Faktor- faktor penyebab Perang Dunia II (1939-1945)

Perang dunia II merupakan sebuah peperangan terbesar yang pernah terjadi di muka bumi ini. Dimana peperangan ini adalah bentuk perang atau konflik militer yang banyak melibatkan negara-negara di dunia atau global, baik negara yang sudah merdeka atau yang masih menjadi jajahan negara-negara perserta perang serta juga melibatkan kelompok-kelompok aliansi negara kuat, yaitu Blok Axis (Jerman Italia, Jepang dan Uni Soviet.

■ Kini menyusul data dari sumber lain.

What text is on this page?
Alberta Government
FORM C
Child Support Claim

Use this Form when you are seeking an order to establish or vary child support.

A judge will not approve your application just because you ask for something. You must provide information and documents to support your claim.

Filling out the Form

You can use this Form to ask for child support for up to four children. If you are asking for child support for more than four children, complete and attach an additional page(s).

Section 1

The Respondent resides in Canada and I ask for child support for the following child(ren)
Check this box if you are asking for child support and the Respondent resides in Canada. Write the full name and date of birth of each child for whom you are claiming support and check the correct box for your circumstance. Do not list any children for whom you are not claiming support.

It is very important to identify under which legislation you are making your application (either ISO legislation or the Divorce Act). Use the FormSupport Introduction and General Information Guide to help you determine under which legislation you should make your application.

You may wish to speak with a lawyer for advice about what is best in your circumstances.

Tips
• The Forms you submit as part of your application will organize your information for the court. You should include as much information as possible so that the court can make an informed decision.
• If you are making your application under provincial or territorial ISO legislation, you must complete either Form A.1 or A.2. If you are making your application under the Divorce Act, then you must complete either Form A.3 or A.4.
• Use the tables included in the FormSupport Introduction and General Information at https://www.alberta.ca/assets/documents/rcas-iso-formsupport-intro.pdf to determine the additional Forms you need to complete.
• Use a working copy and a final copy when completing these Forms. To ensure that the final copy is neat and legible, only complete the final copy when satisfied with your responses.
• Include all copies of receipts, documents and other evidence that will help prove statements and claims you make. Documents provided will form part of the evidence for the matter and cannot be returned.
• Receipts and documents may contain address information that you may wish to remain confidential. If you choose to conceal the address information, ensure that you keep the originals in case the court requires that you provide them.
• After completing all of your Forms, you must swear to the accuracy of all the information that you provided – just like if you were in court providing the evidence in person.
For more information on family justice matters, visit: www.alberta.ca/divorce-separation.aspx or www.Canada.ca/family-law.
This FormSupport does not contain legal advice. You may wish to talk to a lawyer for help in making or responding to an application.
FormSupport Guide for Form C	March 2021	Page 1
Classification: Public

Untuk Uni Soviet bergabung hanya sampai tahun 1941) dengan Blok sekutu (Inggris, Perancis, negara-negara Common Wealth, Uni Soviet dan Amerika Serikat. Uni Soviet dan Amerika Serikat brgabung dalam blok sekutu pada tahun 1941). Walaupun dikatakan konflik militer, namun banyak sekali yang menjadi korban dari konflik ini adalah warga sipil, dan dalam perperangn ini negara-negara peserta tidak hanya mengerahan bidang militernya saja, namun bidang ekonomi, industri, dan kemajuan ilmiah pun turut serta dalam mendorong untuk tercapainya kemenangan, seperti contoh bagaimana peranan pengetahuan dalam mengembangkan bom nuklir yang digunakan oleh sekutu untuk menghacurkan Jepang.

Perang Dunia II bisa dikatakan merupakan lanjutan dari perang besar sebelumnya, yaitu Perang Dunia I. Dan hanya 20 tahun saja perdamaian tersebut bertahan sebelum perang berikutnya kembali meletus. Selama 20 tahun tersebut daripada disebut perdamaian mungkin lebih tepatnya disebut dengan gencatan senjata. Dalam periode tersebut, negara yang kalah dalam peperangan sebelumnya, masih menyimpan amarah atau dendam atas perasaan dipermalukannya bangsa mereka yang kalah dalam perang.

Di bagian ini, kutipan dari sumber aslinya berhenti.